Justiça barra emenda para tiro esportivo, deputado fala em perseguição e caso reacende debate sobre uso de dinheiro público; ouça

A decisão do Tribunal de Justiça da Paraíba (TJPB) de barrar a liberação de quase R$ 2 milhões em emendas parlamentares destinadas à Federação Paraibana de Tiro Prático colocou novamente no centro do debate a relação entre política, Justiça e o uso do dinheiro público. O caso envolve o deputado federal Cabo Gilberto Silva, o governador João Azevêdo e críticas mais amplas sobre as prioridades do Congresso Nacional.

Na quarta-feira (25), o desembargador Joás de Brito Pereira, do Tribunal de Justiça da Paraíba, negou o mandado de segurança apresentado pela Federação Paraibana de Tiro Prático contra o governador do Estado. A ação pedia a liberação de duas emendas impositivas destinadas por Cabo Gilberto, que somam R$ 1,9 milhão, sendo R$ 990 mil cada.
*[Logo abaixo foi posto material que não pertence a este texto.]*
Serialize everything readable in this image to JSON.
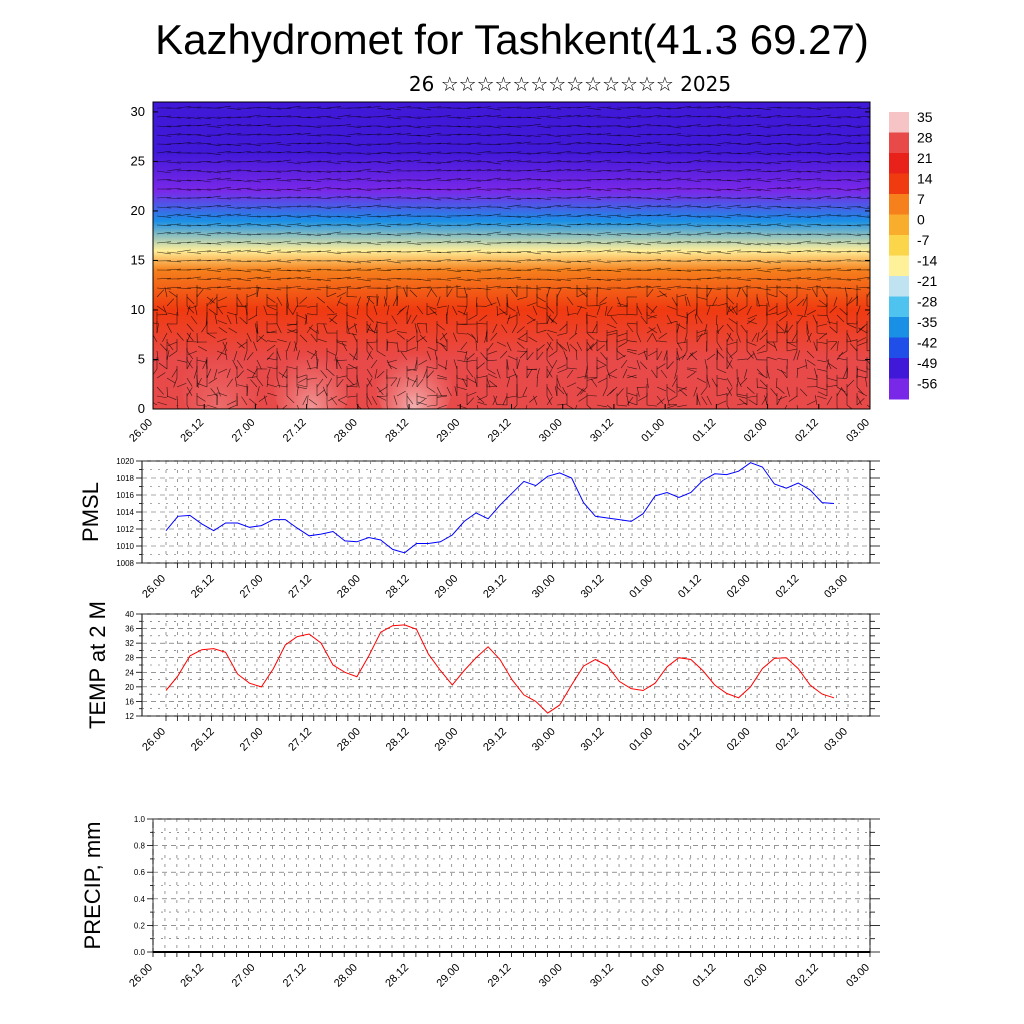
{
  "title": "Kazhydromet for Tashkent(41.3 69.27)",
  "subtitle": "26 ☆☆☆☆☆☆☆☆☆☆☆☆☆ 2025",
  "time_labels": [
    "26.00",
    "26.12",
    "27.00",
    "27.12",
    "28.00",
    "28.12",
    "29.00",
    "29.12",
    "30.00",
    "30.12",
    "01.00",
    "01.12",
    "02.00",
    "02.12",
    "03.00"
  ],
  "chart_data": [
    {
      "type": "heatmap",
      "name": "",
      "y_ticks": [
        0,
        5,
        10,
        15,
        20,
        25,
        30
      ],
      "ylim": [
        0,
        31
      ],
      "colorbar_labels": [
        "35",
        "28",
        "21",
        "14",
        "7",
        "0",
        "-7",
        "-14",
        "-21",
        "-28",
        "-35",
        "-42",
        "-49",
        "-56"
      ],
      "colorbar_colors": [
        "#f6c4c4",
        "#e84a4a",
        "#e8221a",
        "#f03a10",
        "#f5801c",
        "#f9ad2c",
        "#fbd54a",
        "#fff09a",
        "#bfe3f0",
        "#4fc3f0",
        "#1a8fe6",
        "#1f4fe8",
        "#4018d8",
        "#7a28e8"
      ],
      "profile": [
        {
          "level": 0,
          "value": 30
        },
        {
          "level": 5,
          "value": 26
        },
        {
          "level": 10,
          "value": 17
        },
        {
          "level": 14,
          "value": 5
        },
        {
          "level": 16,
          "value": -12
        },
        {
          "level": 19,
          "value": -38
        },
        {
          "level": 22,
          "value": -56
        },
        {
          "level": 26,
          "value": -50
        },
        {
          "level": 31,
          "value": -48
        }
      ]
    },
    {
      "type": "line",
      "ylabel": "PMSL",
      "ylim": [
        1008,
        1020
      ],
      "y_ticks": [
        1008,
        1010,
        1012,
        1014,
        1016,
        1018,
        1020
      ],
      "color": "#0000ff",
      "series": [
        {
          "values": [
            1011.8,
            1013.5,
            1013.6,
            1012.6,
            1011.8,
            1012.7,
            1012.7,
            1012.2,
            1012.4,
            1013.1,
            1013.1,
            1012.1,
            1011.2,
            1011.4,
            1011.7,
            1010.6,
            1010.5,
            1011.0,
            1010.7,
            1009.6,
            1009.2,
            1010.3,
            1010.3,
            1010.5,
            1011.3,
            1012.9,
            1013.9,
            1013.2,
            1014.8,
            1016.2,
            1017.6,
            1017.1,
            1018.2,
            1018.6,
            1018.0,
            1015.1,
            1013.5,
            1013.3,
            1013.1,
            1012.9,
            1013.8,
            1015.9,
            1016.3,
            1015.7,
            1016.3,
            1017.7,
            1018.5,
            1018.4,
            1018.8,
            1019.8,
            1019.3,
            1017.3,
            1016.8,
            1017.4,
            1016.6,
            1015.1,
            1015.0
          ]
        }
      ]
    },
    {
      "type": "line",
      "ylabel": "TEMP at 2 M",
      "ylim": [
        12,
        40
      ],
      "y_ticks": [
        12,
        16,
        20,
        24,
        28,
        32,
        36,
        40
      ],
      "color": "#ff0000",
      "series": [
        {
          "values": [
            19.0,
            23.0,
            28.5,
            30.2,
            30.5,
            29.5,
            23.5,
            21.0,
            20.0,
            25.0,
            31.5,
            33.8,
            34.5,
            32.0,
            26.0,
            24.0,
            22.8,
            28.5,
            35.0,
            36.8,
            37.0,
            35.8,
            29.0,
            24.5,
            20.5,
            24.5,
            28.0,
            31.0,
            27.5,
            22.0,
            17.8,
            16.0,
            12.8,
            15.0,
            20.5,
            25.7,
            27.5,
            25.8,
            21.5,
            19.5,
            19.0,
            21.0,
            25.5,
            28.0,
            27.5,
            24.5,
            20.5,
            18.2,
            17.0,
            20.0,
            25.0,
            27.8,
            28.0,
            25.0,
            20.5,
            18.0,
            17.0
          ]
        }
      ]
    },
    {
      "type": "bar",
      "ylabel": "PRECIP, mm",
      "ylim": [
        0,
        1
      ],
      "y_ticks": [
        "0.0",
        "0.2",
        "0.4",
        "0.6",
        "0.8",
        "1.0"
      ],
      "values": []
    }
  ]
}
Na ação judicial, a Federação alegou que o Governo do Estado estaria travando o repasse por motivação política e ideológica, já que o deputado autor das emendas é adversário político de João Azevêdo. A entidade defendeu que os recursos deveriam ser obrigatoriamente executados, por se tratarem de emendas impositivas, e que o objetivo seria fomentar o esporte, conforme previsto no artigo 217 da Constituição Federal.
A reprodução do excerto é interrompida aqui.